His jaw tightened, but his tone stayed infuriatingly calm. “Are you pregnant, Penelope?”
Something inside me snapped.
I grabbed the nearest thing within reach—a heavy glass tumbler from the nightstand—and hurled it at him with every ounce of fury tearing through me. It shattered against the wall inches from his head, spraying shards across the floor.
“Fuck you, Dmitri!” My voice was raw, my chest heaving.
“You think I’m just a womb to you, is that it? A body to fuck and a vessel to breed?!” My hands shook so violently I could hardly breathe, but I didn’t care. “You don’t get to stand there and look at me like this—like you own me—when you left me to rot!”
His eyes narrowed, a flicker of something dangerous breaking through his mask. But I didn’t stop. My fury had teeth now, and it was biting.
My hand shot out again, fumbling for the lamp on the nightstand, desperate to throw something else at him—to shatter, to wound, to make him feel. But before my fingers could curl around it, he moved.
In a single stride he was on me, his hand clamping around my wrist, the other locking at my waist. The lamp slipped from my grip as his heat closed in, his body shadowing mine, pressing me back against the mattress.
“Let go of me!” I shoved at his chest hard, but he wouldn’t budge. He was immovable, a wall of muscle and control, caging me in.
His scent wrapped around me, that faint spice I hated myself for remembering. The nearness was suffocating, dragging me back to nights I swore I’d forget.
I turned my face away, throat tight, heart cracking open under the weight of memories. The cruel messages he’d sent before the blood, before the terror of losing my child, echoed in my skull like gunshots.
“I fucking hate you,” I spat, though my voice trembled. “So much.” My chest heaved, tears burning but refusing to fall. “And I swear, Dmitri—I’ll be the end of you.”
The words shook as they left me, a promise threaded with rage, grief, and fear. I wasn’t even sure if I meant them, or if they were the only armor I had left.
He didn’t flinch. He just looked at me, gaze dark and unreadable, before stepping back—deliberately—like a predator who chooses when to release its prey. The heat of his body lingered even as space stretched between us.

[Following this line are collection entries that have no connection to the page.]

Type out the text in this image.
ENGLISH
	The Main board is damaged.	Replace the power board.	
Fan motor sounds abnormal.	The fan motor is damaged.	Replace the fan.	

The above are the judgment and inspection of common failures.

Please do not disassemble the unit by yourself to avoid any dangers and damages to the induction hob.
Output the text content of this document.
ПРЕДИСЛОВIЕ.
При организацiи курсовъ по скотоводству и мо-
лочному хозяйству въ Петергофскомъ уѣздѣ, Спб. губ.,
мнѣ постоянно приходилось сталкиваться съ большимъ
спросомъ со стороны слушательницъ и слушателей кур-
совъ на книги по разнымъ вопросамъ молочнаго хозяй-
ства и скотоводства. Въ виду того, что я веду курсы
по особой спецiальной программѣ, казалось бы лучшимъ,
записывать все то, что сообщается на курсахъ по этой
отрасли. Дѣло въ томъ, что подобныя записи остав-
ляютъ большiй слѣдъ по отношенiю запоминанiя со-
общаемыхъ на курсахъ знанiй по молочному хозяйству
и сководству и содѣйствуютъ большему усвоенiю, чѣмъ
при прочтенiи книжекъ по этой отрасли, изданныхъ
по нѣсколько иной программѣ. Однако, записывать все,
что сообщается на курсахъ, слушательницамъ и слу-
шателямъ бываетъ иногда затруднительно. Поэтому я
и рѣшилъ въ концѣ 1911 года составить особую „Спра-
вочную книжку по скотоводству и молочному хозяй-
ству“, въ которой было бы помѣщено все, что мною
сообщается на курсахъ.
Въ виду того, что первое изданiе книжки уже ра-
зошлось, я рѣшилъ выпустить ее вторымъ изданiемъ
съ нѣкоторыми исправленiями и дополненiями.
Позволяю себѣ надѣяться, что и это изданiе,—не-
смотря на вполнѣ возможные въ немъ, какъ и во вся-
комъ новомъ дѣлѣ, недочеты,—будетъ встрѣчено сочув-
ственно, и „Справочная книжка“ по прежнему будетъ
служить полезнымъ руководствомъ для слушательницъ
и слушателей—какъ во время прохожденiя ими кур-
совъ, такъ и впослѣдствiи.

And against every ounce of sense, a traitorous thought flickered through me. A wish. That he hadn’t moved back. That he hadn’t left me to drown in this cold, empty house again. Because I knew what it was to live with his ghost—and I wasn’t sure which haunted me more.
Now he stood at the foot of the bed, firm, his presence heavy in the room.
He pulled out his phone, tapping a few buttons with those long, precise fingers. Moments later, the door swung open, and a doctor walked in—middle-aged, with a white coat and a stethoscope dangling around his neck like a noose.
“What the hell are you doing?” I demanded, my eyes snapping between them.
“Testing you,” Dmitri said, his tone infuriatingly flat, as if we were discussing the weather. “To see if you’re pregnant.”